Cache TTL?

Been reading the Grav documentation, and the github pages on my plans to scale for our site with thousands of pages. Is there some sort of cache ttl setting so that objects in cache will automatically get flushed once it reaches a certain time similar to cache ttl settings on memcache? Does the expires setting (default is 7 days) the one I’m looking for?

My plan is to have a main Grav server that has an NFS component and a separate memcached server. I’ll setup a cloud based image that has Nginx+PHP7+Varnish, mounts the NFS folder that contains Grav and use that to create instances on demand (Amazon AWS and Google Compute Engine has this capability). All of it will be behind either an Amazon Elastic Load Balancer or Google Load Balancer. Since we’ll need to query some posts to generate pages (say an author page with list of stories written by that author), we’ll have to write our own backend for Grav that has some sort of SQL server. Set the expires setting change d from 7 days to 5 minutes so that I don’t have to manually purge the cache.

I’ve done a similar setup in the past with other CMS and it worked out pretty well.

the cache: lifetime: 604800 default option in system.yaml is the one you want to override.

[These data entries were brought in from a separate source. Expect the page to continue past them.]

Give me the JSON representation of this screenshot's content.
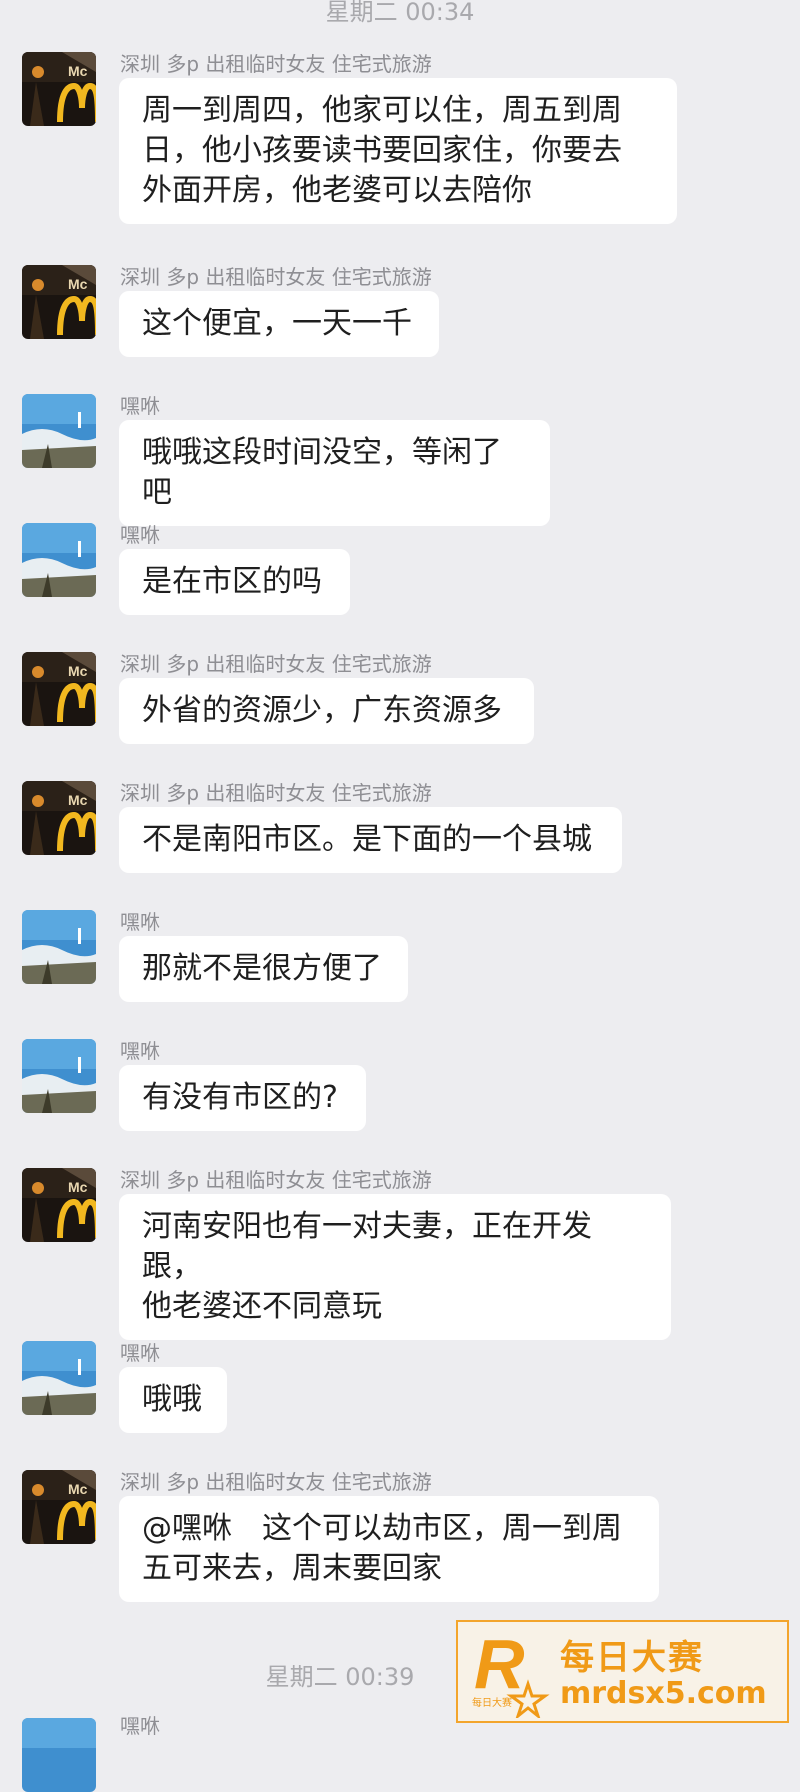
{
  "timestamps": [
    "星期二 00:34",
    "星期二 00:39"
  ],
  "sender_names": {
    "a": "深圳 多p 出租临时女友 住宅式旅游",
    "b": "嘿咻"
  },
  "messages": [
    {
      "sender": "深圳 多p 出租临时女友 住宅式旅游",
      "text": "周一到周四，他家可以住，周五到周\n日，他小孩要读书要回家住，你要去\n外面开房，他老婆可以去陪你"
    },
    {
      "sender": "深圳 多p 出租临时女友 住宅式旅游",
      "text": "这个便宜，一天一千"
    },
    {
      "sender": "嘿咻",
      "text": "哦哦这段时间没空，等闲了吧"
    },
    {
      "sender": "嘿咻",
      "text": "是在市区的吗"
    },
    {
      "sender": "深圳 多p 出租临时女友 住宅式旅游",
      "text": "外省的资源少，广东资源多"
    },
    {
      "sender": "深圳 多p 出租临时女友 住宅式旅游",
      "text": "不是南阳市区。是下面的一个县城"
    },
    {
      "sender": "嘿咻",
      "text": "那就不是很方便了"
    },
    {
      "sender": "嘿咻",
      "text": "有没有市区的?"
    },
    {
      "sender": "深圳 多p 出租临时女友 住宅式旅游",
      "text": "河南安阳也有一对夫妻，正在开发跟，\n他老婆还不同意玩"
    },
    {
      "sender": "嘿咻",
      "text": "哦哦"
    },
    {
      "sender": "深圳 多p 出租临时女友 住宅式旅游",
      "text": "@嘿咻　这个可以劫市区，周一到周\n五可来去，周末要回家"
    },
    {
      "sender": "嘿咻",
      "text": ""
    }
  ],
  "watermark": {
    "cn": "每日大赛",
    "url": "mrdsx5.com",
    "logo_small": "每日大赛",
    "logo_letter": "R"
  },
  "colors": {
    "background": "#ededf0",
    "bubble": "#ffffff",
    "watermark": "#f09a17"
  }
}
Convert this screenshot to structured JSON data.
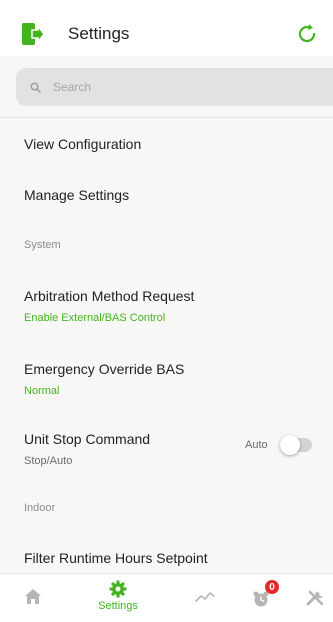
{
  "header": {
    "title": "Settings",
    "exit_icon": "exit-door-icon",
    "refresh_icon": "refresh-icon"
  },
  "search": {
    "placeholder": "Search",
    "value": "",
    "icon": "search-icon"
  },
  "menu": {
    "view_configuration": "View Configuration",
    "manage_settings": "Manage Settings"
  },
  "sections": {
    "system": "System",
    "indoor": "Indoor"
  },
  "settings": {
    "arbitration": {
      "label": "Arbitration Method Request",
      "value": "Enable External/BAS Control"
    },
    "emergency": {
      "label": "Emergency Override BAS",
      "value": "Normal"
    },
    "unit_stop": {
      "label": "Unit Stop Command",
      "value": "Stop/Auto",
      "toggle_label": "Auto",
      "toggle_on": false
    },
    "filter_runtime": {
      "label": "Filter Runtime Hours Setpoint"
    }
  },
  "nav": {
    "home_icon": "home-icon",
    "settings_label": "Settings",
    "settings_icon": "gear-icon",
    "trends_icon": "trend-line-icon",
    "alarms_icon": "alarm-clock-icon",
    "alarm_count": "0",
    "service_icon": "tools-icon"
  },
  "colors": {
    "accent": "#44b320",
    "badge": "#e8262b",
    "content_bg": "#f7f7f6"
  }
}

Please let us know how your setup goes because typically Grav is not built for thousands of pages.

So my cache: check: method: none, cache: driver: memcache and cache: lifetime: 300 and point my memcache server in cache: memcache: server: x.x.x.x


UPDATE: Placing Grav on an NFS won’t work unless you plan to mount as RW. That’s not ideal for us. We want the “admin” interface to be hidden or moved to a different URL and mount Grav on a Read-only NFS mount.

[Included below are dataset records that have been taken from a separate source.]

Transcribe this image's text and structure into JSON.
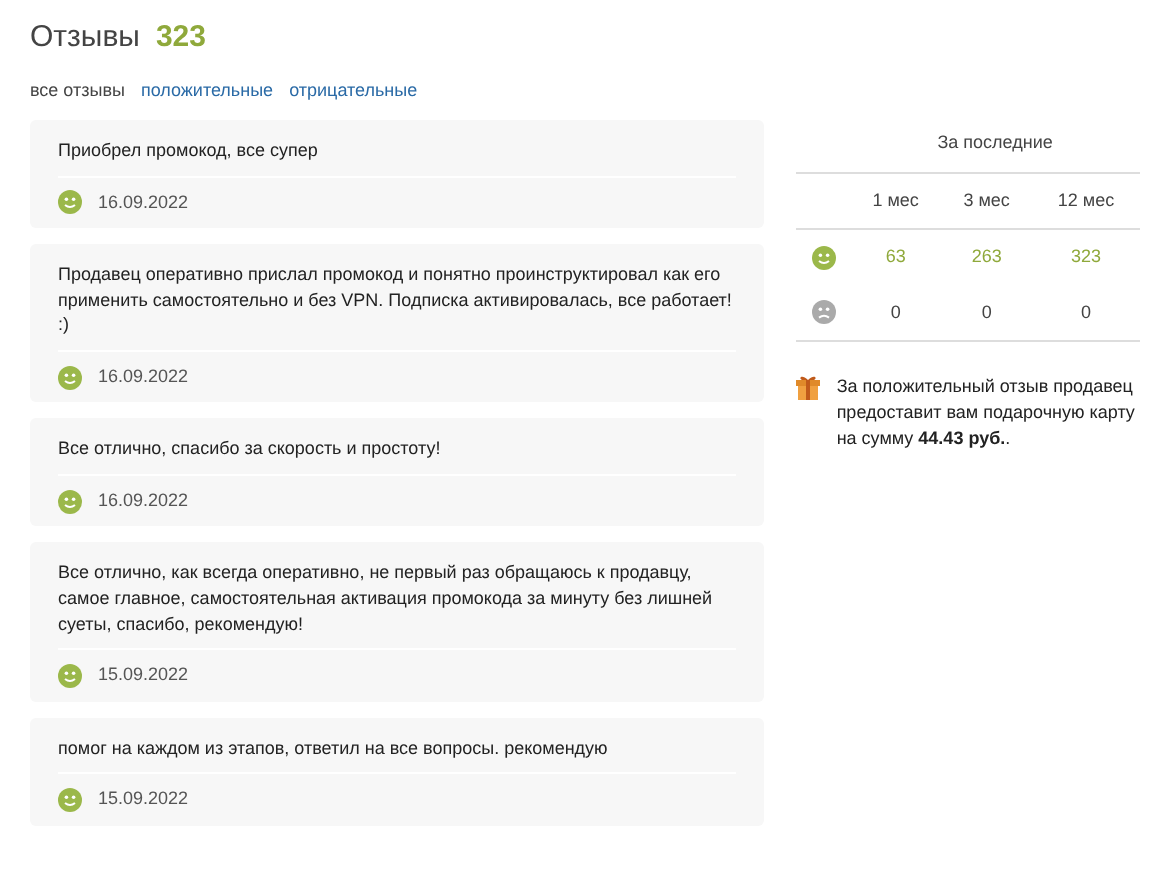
{
  "header": {
    "title": "Отзывы",
    "count": "323"
  },
  "filters": [
    {
      "label": "все отзывы",
      "selected": true
    },
    {
      "label": "положительные",
      "selected": false
    },
    {
      "label": "отрицательные",
      "selected": false
    }
  ],
  "reviews": [
    {
      "text": "Приобрел промокод, все супер",
      "kind": "positive",
      "date": "16.09.2022"
    },
    {
      "text": "Продавец оперативно прислал промокод и понятно проинструктировал как его применить самостоятельно и без VPN. Подписка активировалась, все работает! :)",
      "kind": "positive",
      "date": "16.09.2022"
    },
    {
      "text": "Все отлично, спасибо за скорость и простоту!",
      "kind": "positive",
      "date": "16.09.2022"
    },
    {
      "text": "Все отлично, как всегда оперативно, не первый раз обращаюсь к продавцу, самое главное, самостоятельная активация промокода за минуту без лишней суеты, спасибо, рекомендую!",
      "kind": "positive",
      "date": "15.09.2022"
    },
    {
      "text": "помог на каждом из этапов, ответил на все вопросы. рекомендую",
      "kind": "positive",
      "date": "15.09.2022"
    }
  ],
  "stats": {
    "caption": "За последние",
    "columns": [
      "1 мес",
      "3 мес",
      "12 мес"
    ],
    "rows": [
      {
        "kind": "positive",
        "values": [
          "63",
          "263",
          "323"
        ]
      },
      {
        "kind": "negative",
        "values": [
          "0",
          "0",
          "0"
        ]
      }
    ]
  },
  "gift_note": "За положительный отзыв продавец предоставит вам подарочную карту на сумму **44.43 руб.**."
}
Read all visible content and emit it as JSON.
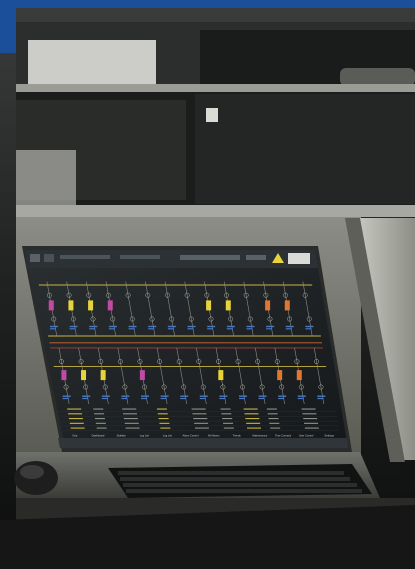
{
  "colors": {
    "brand_blue": "#1c4f9a",
    "console_gray": "#6c6d68",
    "console_dark": "#1a1b1a",
    "screen_bg": "#1e2224",
    "alarm_yellow": "#e8d43a",
    "alarm_orange": "#e0772e",
    "alarm_magenta": "#c04aa6",
    "line_yellow": "#c8b640",
    "line_orange": "#d06a2a",
    "line_red": "#b23a3a"
  },
  "icons": [
    "warning-icon",
    "brand-logo-icon"
  ],
  "footer_tabs": [
    {
      "label": "Grip"
    },
    {
      "label": "Dashboard"
    },
    {
      "label": "Sidebar"
    },
    {
      "label": "Log List"
    },
    {
      "label": "Log List"
    },
    {
      "label": "Alarm Control"
    },
    {
      "label": "All Alarms"
    },
    {
      "label": "Trends"
    },
    {
      "label": "Maintenance"
    },
    {
      "label": "Time Controls"
    },
    {
      "label": "User Control"
    },
    {
      "label": "Settings"
    }
  ]
}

What I did was move the cache folder to /tmp and place a softlink like so:

cd /var/www/html
mv cache /tmp
ln -s /tmp/cache

So far, performance has been very good. I’m planning to export an existing Wordpress site and import the contents and perform some tests.

Will there be any problems if I go this route?

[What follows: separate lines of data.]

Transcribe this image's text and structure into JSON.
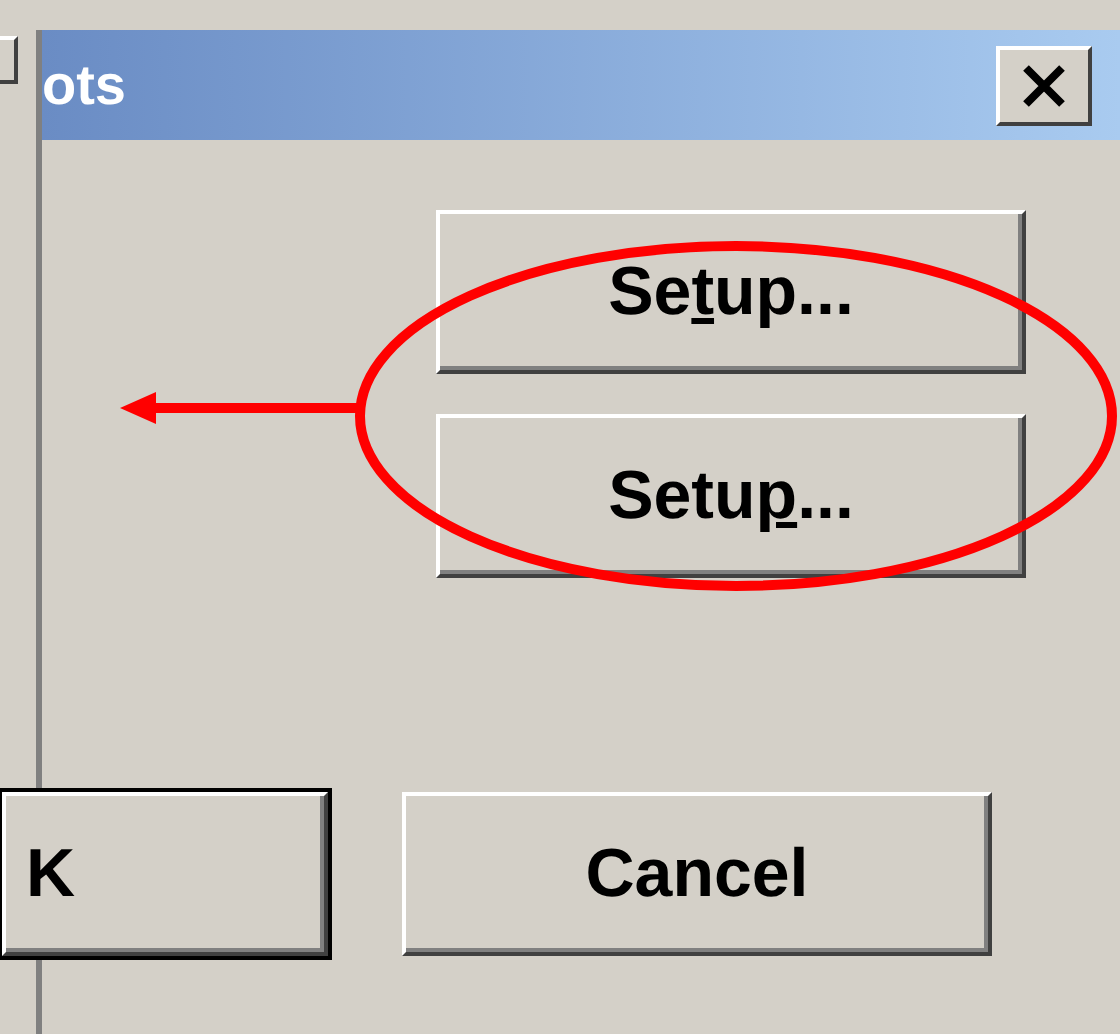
{
  "window": {
    "title": "ots"
  },
  "setup_buttons": [
    {
      "before": "Se",
      "key": "t",
      "after": "up..."
    },
    {
      "before": "Setu",
      "key": "p",
      "after": "..."
    }
  ],
  "buttons": [
    {
      "label": "K",
      "default": true
    },
    {
      "label": "Cancel",
      "default": false
    }
  ]
}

Grav also stores/manipulates files into

  • /assets if CSS / JS pipelining is enabled
  • /backup if you use the CLI/Admin backup facility
  • /images (image manipulation cache)
  • /logs
  • /user/data if you have any Form-plugin form submit saving data, and also used by Admin notifications, Gantry etc.

So, keep this in mind.

Being file based means we need to store things in files, and I actually never tried running it on a read-only file system, so you’re really experimenting new stuff here.

experimenting new stuff

^^^^^ which is perfectly fine, but expect things to break :slight_smile:

  • /backup no plans on running backups on the front end web servers
  • /user/data no plans on placing any forms for input either

Are the rest safe to soft link on each web servers’ temporary folder?

Yes, you can surely symlink them to /tmp/assets, /tmp/images and so on.